The country had not seen as deadly a terrorist attack on its soil in nearly two decades before the masked gunmen burst into the offices of the French newspaper Charlie Hedbo on Wednesday and then escaped by car into the Paris suburbs.
After Wednesday’s attack, militants affiliated with the Islamic State recirculated a video that was recorded and released last year calling for “lone wolf” attacks in France.
Though there was some speculation that Wednesday’s attack involved al-Qaeda’s affiliate in Yemen, some experts noted the absence of the hallmarks of an al-Qaeda plot.
“It’s a pretty unusual attack from a jihadist organization.
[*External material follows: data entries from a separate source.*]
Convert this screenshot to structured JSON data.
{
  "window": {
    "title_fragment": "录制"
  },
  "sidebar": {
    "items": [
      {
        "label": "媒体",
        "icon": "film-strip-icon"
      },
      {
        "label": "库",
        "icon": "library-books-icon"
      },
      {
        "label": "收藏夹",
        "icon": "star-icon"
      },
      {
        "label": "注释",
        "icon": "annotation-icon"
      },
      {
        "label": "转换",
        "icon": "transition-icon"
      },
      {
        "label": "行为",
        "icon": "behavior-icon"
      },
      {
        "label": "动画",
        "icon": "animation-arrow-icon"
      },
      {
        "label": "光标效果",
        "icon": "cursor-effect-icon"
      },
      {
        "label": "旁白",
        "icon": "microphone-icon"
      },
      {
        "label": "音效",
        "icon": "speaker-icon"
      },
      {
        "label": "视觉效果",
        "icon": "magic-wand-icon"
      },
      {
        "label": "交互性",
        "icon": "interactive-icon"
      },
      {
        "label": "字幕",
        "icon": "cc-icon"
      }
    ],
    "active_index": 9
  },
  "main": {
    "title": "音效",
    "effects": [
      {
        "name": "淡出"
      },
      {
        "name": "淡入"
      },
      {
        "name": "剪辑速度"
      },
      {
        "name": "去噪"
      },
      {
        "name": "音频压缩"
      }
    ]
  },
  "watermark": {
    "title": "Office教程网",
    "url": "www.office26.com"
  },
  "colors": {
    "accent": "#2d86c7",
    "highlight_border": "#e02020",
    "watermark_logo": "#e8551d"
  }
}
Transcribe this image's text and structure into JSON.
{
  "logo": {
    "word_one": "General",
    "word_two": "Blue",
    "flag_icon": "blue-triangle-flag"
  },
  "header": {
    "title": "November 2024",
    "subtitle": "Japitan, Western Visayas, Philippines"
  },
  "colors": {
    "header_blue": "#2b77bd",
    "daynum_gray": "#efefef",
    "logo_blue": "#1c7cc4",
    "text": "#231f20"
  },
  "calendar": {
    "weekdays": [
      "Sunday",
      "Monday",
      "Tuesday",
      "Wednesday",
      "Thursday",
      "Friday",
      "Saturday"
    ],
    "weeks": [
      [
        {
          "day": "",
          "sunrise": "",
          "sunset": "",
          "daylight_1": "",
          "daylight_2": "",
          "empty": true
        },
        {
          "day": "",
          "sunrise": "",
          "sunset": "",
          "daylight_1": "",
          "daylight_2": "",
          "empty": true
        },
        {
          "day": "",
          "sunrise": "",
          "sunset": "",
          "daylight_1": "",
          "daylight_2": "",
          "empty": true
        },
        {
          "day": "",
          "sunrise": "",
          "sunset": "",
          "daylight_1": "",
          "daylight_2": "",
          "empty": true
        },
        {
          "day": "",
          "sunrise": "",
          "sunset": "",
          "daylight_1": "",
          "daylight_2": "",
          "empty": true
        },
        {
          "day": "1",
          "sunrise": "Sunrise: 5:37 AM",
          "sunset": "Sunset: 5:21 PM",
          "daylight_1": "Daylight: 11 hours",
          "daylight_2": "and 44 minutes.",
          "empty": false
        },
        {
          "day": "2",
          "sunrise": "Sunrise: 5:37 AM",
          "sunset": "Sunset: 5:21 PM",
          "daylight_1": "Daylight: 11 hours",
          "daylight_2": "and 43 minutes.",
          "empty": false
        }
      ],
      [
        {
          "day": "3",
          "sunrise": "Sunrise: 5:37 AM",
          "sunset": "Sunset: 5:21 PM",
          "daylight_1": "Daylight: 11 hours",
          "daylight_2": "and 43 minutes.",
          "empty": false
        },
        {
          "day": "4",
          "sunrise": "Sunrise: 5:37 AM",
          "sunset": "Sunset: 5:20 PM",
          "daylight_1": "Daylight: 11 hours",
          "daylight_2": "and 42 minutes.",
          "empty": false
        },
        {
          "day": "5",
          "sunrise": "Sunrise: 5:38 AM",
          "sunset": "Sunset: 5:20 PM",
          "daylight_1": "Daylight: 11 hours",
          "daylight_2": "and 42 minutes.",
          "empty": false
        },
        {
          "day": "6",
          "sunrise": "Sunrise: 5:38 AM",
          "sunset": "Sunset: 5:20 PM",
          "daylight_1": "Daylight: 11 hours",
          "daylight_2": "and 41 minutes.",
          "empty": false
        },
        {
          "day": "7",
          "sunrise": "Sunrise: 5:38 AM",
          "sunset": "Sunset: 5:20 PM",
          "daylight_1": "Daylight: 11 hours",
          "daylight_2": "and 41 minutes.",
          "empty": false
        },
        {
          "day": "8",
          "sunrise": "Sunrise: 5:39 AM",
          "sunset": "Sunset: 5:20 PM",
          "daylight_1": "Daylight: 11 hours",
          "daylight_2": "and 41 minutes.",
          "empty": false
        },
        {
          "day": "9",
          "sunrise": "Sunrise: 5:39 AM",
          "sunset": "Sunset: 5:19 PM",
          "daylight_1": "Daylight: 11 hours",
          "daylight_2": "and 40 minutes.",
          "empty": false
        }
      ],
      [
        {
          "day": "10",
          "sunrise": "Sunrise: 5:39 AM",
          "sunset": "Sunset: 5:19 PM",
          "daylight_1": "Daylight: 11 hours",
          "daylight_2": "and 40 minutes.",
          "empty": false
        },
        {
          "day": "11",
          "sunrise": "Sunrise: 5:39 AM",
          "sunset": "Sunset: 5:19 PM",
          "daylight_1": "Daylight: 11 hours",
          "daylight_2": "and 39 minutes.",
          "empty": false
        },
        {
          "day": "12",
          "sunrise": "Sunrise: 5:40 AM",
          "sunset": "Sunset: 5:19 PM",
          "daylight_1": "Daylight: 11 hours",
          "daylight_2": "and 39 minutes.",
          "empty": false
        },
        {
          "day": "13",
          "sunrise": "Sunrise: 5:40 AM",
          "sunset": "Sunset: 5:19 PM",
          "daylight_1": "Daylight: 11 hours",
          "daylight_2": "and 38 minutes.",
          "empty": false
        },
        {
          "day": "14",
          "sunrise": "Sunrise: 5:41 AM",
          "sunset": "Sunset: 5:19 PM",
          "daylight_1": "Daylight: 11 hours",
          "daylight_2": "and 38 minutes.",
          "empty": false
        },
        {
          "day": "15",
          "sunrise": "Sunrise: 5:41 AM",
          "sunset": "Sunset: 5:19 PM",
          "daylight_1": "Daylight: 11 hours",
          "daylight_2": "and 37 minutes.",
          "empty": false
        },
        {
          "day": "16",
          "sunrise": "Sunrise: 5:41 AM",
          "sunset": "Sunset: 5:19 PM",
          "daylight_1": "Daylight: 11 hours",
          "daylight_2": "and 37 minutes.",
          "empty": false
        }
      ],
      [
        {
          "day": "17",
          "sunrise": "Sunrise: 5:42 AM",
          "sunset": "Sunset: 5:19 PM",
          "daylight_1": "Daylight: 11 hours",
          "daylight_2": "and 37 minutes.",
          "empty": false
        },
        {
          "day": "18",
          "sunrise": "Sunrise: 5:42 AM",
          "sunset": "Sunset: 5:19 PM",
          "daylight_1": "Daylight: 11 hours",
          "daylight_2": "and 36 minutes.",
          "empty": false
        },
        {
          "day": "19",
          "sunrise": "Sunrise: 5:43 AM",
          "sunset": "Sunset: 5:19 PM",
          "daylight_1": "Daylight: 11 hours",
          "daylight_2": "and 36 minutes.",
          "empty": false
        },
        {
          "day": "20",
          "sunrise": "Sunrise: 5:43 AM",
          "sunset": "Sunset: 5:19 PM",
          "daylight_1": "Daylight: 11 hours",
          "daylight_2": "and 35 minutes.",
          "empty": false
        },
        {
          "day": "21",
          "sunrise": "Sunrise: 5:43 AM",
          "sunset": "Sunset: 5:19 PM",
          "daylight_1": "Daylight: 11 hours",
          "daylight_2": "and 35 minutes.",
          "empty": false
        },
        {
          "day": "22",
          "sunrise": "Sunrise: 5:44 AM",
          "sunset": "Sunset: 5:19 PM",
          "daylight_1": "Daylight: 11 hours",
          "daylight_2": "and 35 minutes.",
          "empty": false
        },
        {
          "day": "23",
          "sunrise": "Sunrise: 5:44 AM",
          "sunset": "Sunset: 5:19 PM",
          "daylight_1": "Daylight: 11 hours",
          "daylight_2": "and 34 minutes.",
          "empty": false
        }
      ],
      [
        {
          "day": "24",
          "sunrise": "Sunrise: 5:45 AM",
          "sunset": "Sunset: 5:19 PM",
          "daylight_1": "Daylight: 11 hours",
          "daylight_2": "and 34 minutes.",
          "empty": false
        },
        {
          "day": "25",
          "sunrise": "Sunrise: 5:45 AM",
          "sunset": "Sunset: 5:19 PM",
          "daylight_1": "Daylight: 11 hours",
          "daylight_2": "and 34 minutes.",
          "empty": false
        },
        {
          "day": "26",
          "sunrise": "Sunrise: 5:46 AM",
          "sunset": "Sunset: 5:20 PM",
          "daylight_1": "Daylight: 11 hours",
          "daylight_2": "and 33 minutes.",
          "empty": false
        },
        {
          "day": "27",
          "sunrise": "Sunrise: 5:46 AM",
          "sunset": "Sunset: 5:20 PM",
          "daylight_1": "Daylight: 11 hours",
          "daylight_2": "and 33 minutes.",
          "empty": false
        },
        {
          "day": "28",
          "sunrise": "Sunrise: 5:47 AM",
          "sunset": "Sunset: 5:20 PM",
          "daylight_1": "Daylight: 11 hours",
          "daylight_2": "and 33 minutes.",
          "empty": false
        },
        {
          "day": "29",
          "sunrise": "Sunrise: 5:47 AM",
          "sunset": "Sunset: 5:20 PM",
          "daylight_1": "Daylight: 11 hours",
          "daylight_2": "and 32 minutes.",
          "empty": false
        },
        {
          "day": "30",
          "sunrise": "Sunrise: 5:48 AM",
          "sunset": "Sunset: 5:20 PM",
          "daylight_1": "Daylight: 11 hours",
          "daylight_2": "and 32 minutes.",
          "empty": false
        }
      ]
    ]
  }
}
It’s not a suicide attack, and it’s not a bombing,” said Daniel Benjamin, the former top counterterrorism official at the State Department. “We haven’t seen many cases of cells affiliated with [al-Qaeda-linked] groups carrying out shootings like this.”
A link to the Islamic State, even if the assailants were only inspired by the group and not ever formally part of its ranks, would be particularly alarming to officials in Europe, Benjamin said.
“The appeal of ISIS is sufficient that it is drawing out people who were not known as extremists before,” said Benjamin, now at Dartmouth College. “Its efforts to create something like a state appears to have real appeal at the street level and has changed the terms of the game in radicalization.”
U.S. and European officials said the attack in Paris was likely to intensify pressure on security officials there to expand surveillance of Islamist groups, crack down on militants suspected of planning to leave for Syria and tighten up airport screening measures that have spared European citizens the high level of scrutiny that is applied to travelers entering the United States.
Although the attack was deadlier than other recent cases, Schiff said it should be seen as a part of an emerging pattern that includes violent attacks in Canada, Australia, London and Belgium.
“There’s a broad pattern of a proliferation of these one-off attacks around the world,” Schiff said. “It’s becoming an endless parade of brutality.”
Souad Mekhennet in Frankfurt and Thomas Gibbons-Neff in Washington contributed to this report.